The U.S. Supreme Court has issued its long-awaited decision on same-sex marriage. By a 5-4 vote, it has ruled that the Fourteenth Amendment requires a state to license a marriage between two people of the same sex and to recognize the validity of same-sex marriages entered into in other states.
I anticipate there will be cries of “judicial activism,” but this decision really is not an example of that. Here’s why.
The Fourteenth Amendment contains two equally important clauses: (1) a guarantee of Due Process before any State may deprive any citizen of liberty; and (2) a guarantee of Equal Protection of the laws for all citizens. The Court’s previous interpretations of these clauses make the outcome in this case inevitable.
The Court long ago decided that the Due Process Clause protects personal choices in matters that are central to individual dignity and autonomy, including choices like whether, when and with whom to start a family. Eisenstadt v. Baird, 405 U. S. 438 (1972); Griswold v. Connecticut, 381 U. S. 479 (1965). More significantly, the Court decided, in Loving v. Virginia, 388 U. S. 1 (1967), that the freedom to choose whom to marry is a fundamental liberty interest protected against state interference by the Due Process Clause of the Fourteenth Amendment.
Loving invalidated a miscegenation statute (a law prohibiting people of different races from marrying.) There is nothing in the Constitution that says only racial minorities enjoy fundamental liberty rights. The Court made that clear twenty years later when it ruled, in Turner v. Safley, 482 U. S. 78 (1987) that the right to marry is so fundamental that States cannot even deny it to convicted criminals who are serving time in prison.
When a State legislates in ways that burden fundamental rights, it should be required to demonstrate some compelling, non-discriminatory justification for doing so. That means it is not enough to simply say, “Homosexuality is bad” or “It’s against most people’s religion.” If constitutional liberty is to mean anything, it must mean that the majority does not get to impose its will on a minority simply because it is the majority.
That it might be possible to come up with some kind of secular justification also is not enough. At one time, States prohibited the issuance of marriage licenses to “deadbeat dads.” As a secular justification, States cited the need to protect women and children from men who are unable to fulfill responsibilities of fatherhood. The Supreme Court struck down these laws, explaining that something more than a rational basis for discrimination impairing a fundamental right is needed to meet Fourteenth Amendment requirements. The state must demonstrate some compelling need, even greater than the need to ensure that children are adequately provided for financially, to justify discrimination impairing a right as fundamental as the right to marry. Zablocki v. Redhail, 434 U. S. 374 (1978).

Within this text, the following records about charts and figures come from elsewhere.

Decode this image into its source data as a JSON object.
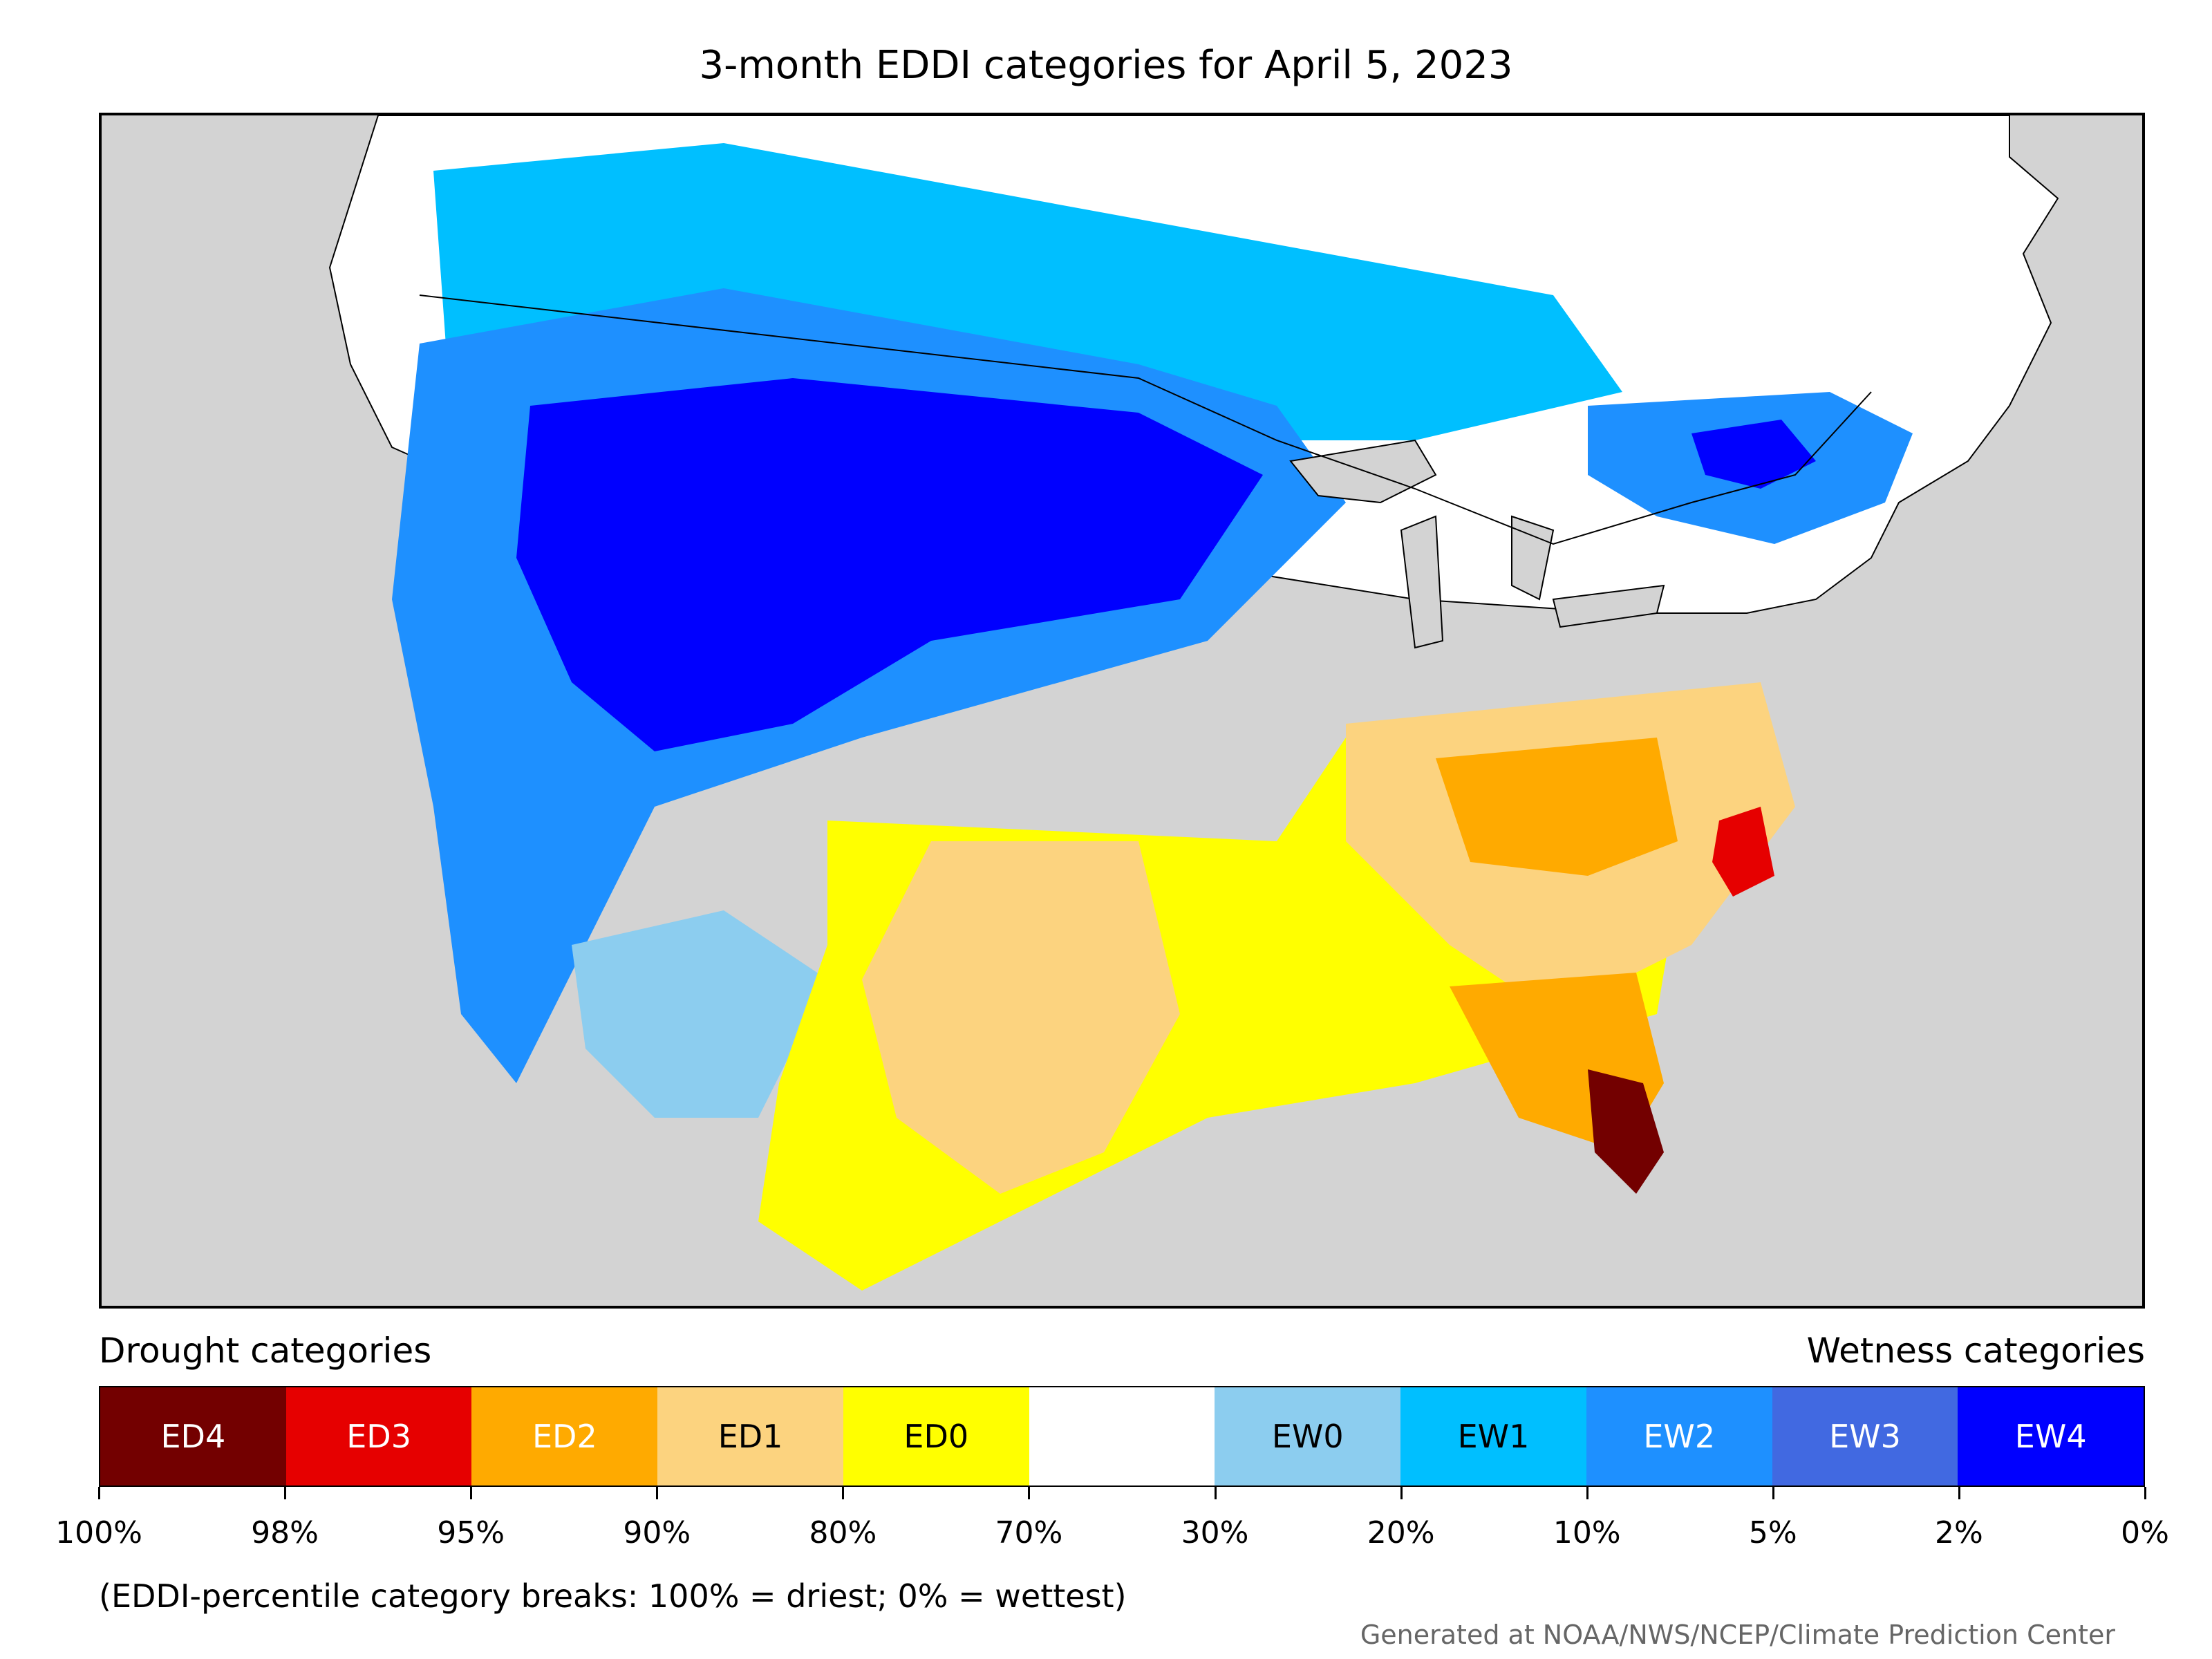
{
  "title": "3-month EDDI categories for April 5, 2023",
  "legend": {
    "left_title": "Drought categories",
    "right_title": "Wetness categories",
    "categories": [
      {
        "label": "ED4",
        "color": "#730000",
        "text_color": "#ffffff"
      },
      {
        "label": "ED3",
        "color": "#e60000",
        "text_color": "#ffffff"
      },
      {
        "label": "ED2",
        "color": "#ffaa00",
        "text_color": "#ffffff"
      },
      {
        "label": "ED1",
        "color": "#fcd37f",
        "text_color": "#000000"
      },
      {
        "label": "ED0",
        "color": "#ffff00",
        "text_color": "#000000"
      },
      {
        "label": "",
        "color": "#ffffff",
        "text_color": "#000000"
      },
      {
        "label": "EW0",
        "color": "#8ccdef",
        "text_color": "#000000"
      },
      {
        "label": "EW1",
        "color": "#00bfff",
        "text_color": "#000000"
      },
      {
        "label": "EW2",
        "color": "#1e90ff",
        "text_color": "#ffffff"
      },
      {
        "label": "EW3",
        "color": "#4169e1",
        "text_color": "#ffffff"
      },
      {
        "label": "EW4",
        "color": "#0000ff",
        "text_color": "#ffffff"
      }
    ],
    "breaks": [
      "100%",
      "98%",
      "95%",
      "90%",
      "80%",
      "70%",
      "30%",
      "20%",
      "10%",
      "5%",
      "2%",
      "0%"
    ]
  },
  "note": "(EDDI-percentile category breaks: 100% = driest; 0% = wettest)",
  "credit": "Generated at NOAA/NWS/NCEP/Climate Prediction Center"
}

States have not been able to articulate a compelling, non-discriminatory need to regulate individual choices of marriage partners in this manner. As a result, they can prevail neither against the Due Process Clause nor against the Equal Protection Clause.
That is really all the Court needed to say to explain its decision. The additional language about “the transcendent purposes of marriage,” or the “long history of disapproval of [gay and lesbian] relationships” working “a grave and continuing harm serving to disrespect and subordinate gays and lesbians” really wasn’t necessary. Constitutional rights shouldn’t have to be preceded by a long history of denial in order to become deserving of enforcement.
It also was not necessary for the Court to smear unmarried parents and their children, saying that children of unmarried parents “know” their families are “lesser” than married families, and that being born to unmarried parents “harms and humiliates” children.
As the hue and cry over this decision mounts (the same-sex part, not the part that apparently seeks to re-stigmatize children born out of wedlock), it would serve people well to keep in mind that the Supreme Court’s job is to interpret the Constitution, not to be everybody’s overlord. Declaring that States can no longer deny marriage licenses to gay and lesbian couples does not mean that your church has to perform gay and lesbian marriages. Your church can continue to preach that homosexuality is an abomination if it wishes to.
Properly understood, the decision actually reaffirms your right to choose to marry a person of the opposite sex without governmental interference. It should come as a relief to know that no State can force you to be either homosexual or single.